The Santa Monica City Council was set to adopt an ordinance earlier this month banning single-use plastic bags from all retail establishments in the city, but postponed taking action on the ban so that city staff could conduct additional environmental review under the California Environmental Quality Act (CEQA).

A day before the meeting, the city received a 17-page letter from Stephen Joseph, an attorney representing, which is an association of plastic bag manufacturers and related businesses, stating its intent to file a lawsuit against the city after the ban is passed, according to Dean Kubani, the director of the city’s Office of Sustainability and the Environment.

“The letter alleges that the city’s claim of a CEQA exemption that’s written in our staff report right now is invalid and that the group has provided sufficient information to require the city, at a minimum, prepare an environmental impact report [EIR] prior to the adoption of this ordinance,” said Kubani.

EIRs are required before any ordinance is passed that may have a significant negative impact on the environment.

Because of the letter from the coalition, Santa Monica city staff recommended that the council still hold a public hearing and give direction on the substance of the proposed ordinance, but defer the first reading and adoption of the ordinance, so staff could perform an appropriate level of environmental review.

Kubani noted that this will probably only push the timeline back a little bit on the plastic bag ban, but it is important that the city take’s letter seriously.

Last year, the coalition filed a lawsuit against Manhattan Beach for adopting an ordinance banning plastic bags and against Los Angeles County for adopting a phased ban on plastic bags.

The court has granted the coalition’s motion for a preliminary injunction against Manhattan Beach and notes that the coalition is “likely to succeed on the merits of its claim that an EIR is required in the circumstances of this case.”

Both cases are pending.

During the public hearing at the council meeting, almost all supported the ban, including a number of Santa Monica High School students, among them Zachary Gold, co-president of the high school’s Heal the Bay Club, Surfrider Club and a member of Team Marine.

“There are few things more aggravating than swimming or paddling in the water and getting your arms caught in a plastic bag,” Gold said. “And as bad as that is, imagine how horrible it is for seals, pelicans and sea turtles?”

He continued, “If China can ban plastic bags for 1.3 billion people, then why can’t Santa Monica?”

Some suggested that the council should not be “bullied” by the letter from

“We want to make this successful,” said City Councilman Richard Bloom, who is also an attorney. “The idea that somehow we’re dragging our feet or allowing ourselves to be bullied here couldn’t be further from the truth.

“Similar efforts in other communities have been met with litigation in virtually every case. And a number of those cases have been lost by those communities that have enacted ordinances. We want our ordinance to be as bulletproof as possible. We know how to litigate cases here. We’re not bullied by anybody.

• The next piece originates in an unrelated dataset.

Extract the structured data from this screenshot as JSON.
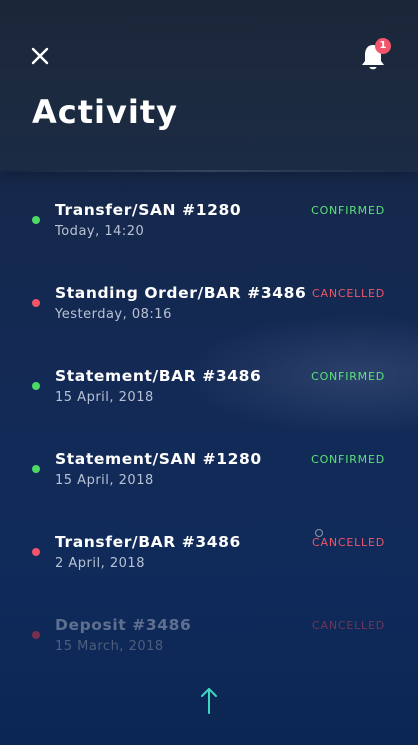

“We don’t want to go in with a weak legal case. We want the strongest possible case. And so we’re going to move this forward methodically and the best way.

“It’s much better to have an ordinance that succeeds in court than one that fails. Then we’re left with nothing. It needs to be done right.”

The intent of the ordinance —which is expected to be passed by the council after further environmental analysis — is to “significantly reduce the environmental impacts related to single-use plastic and paper carryout bags and to promote a major shift toward the use of reusable bags, which we believe to be much less impactful on the environment,” said Kubani.

Plastic bags pollute not only coastal communities like Santa Monica, but also the ocean.

According to studies, marine debris — of which plastic bags are a significant source — kill more than one million sea birds and 100,000 sea animals each year that mistake it for food or become entangled in it.

Additionally, plastic bags can take 1,000 years to decompose.

The ban would not just prohibit all retail establishments in Santa Monica from providing single-use plastic bags to customers, but would also create a “green” fee for each paper bag distributed by grocery stores, convenience stores and pharmacies, as those are the biggest distributors of paper bags in the city, Kubani said.

The green fee would not apply to paper bags distributed at department stores or even the city’s Farmers Markets.

“The fee is intended to provide a disincentive to customers to use paper bags to incentivize the use of reusable bags,” Kubani said.

Paper bags distributed throughout the city under the green fee would be required to contain a minimum of 100 percent total recycle content and a minimum of 40 percent post consumer recycle content.

The ordinance would provide an exemption for restaurants and other food providers, allowing them to provide single-use plastic bags for the transportation of prepared takeout food.

Revenues collected from the green fee would offset the additional costs to stores for the purchase of paper bags and the cost of reporting, and would also fund implementation and enforcement efforts of the ordinance on the part of the city, Kubani said.

The level of the fee would be determined by a fee study, which will be completed this spring.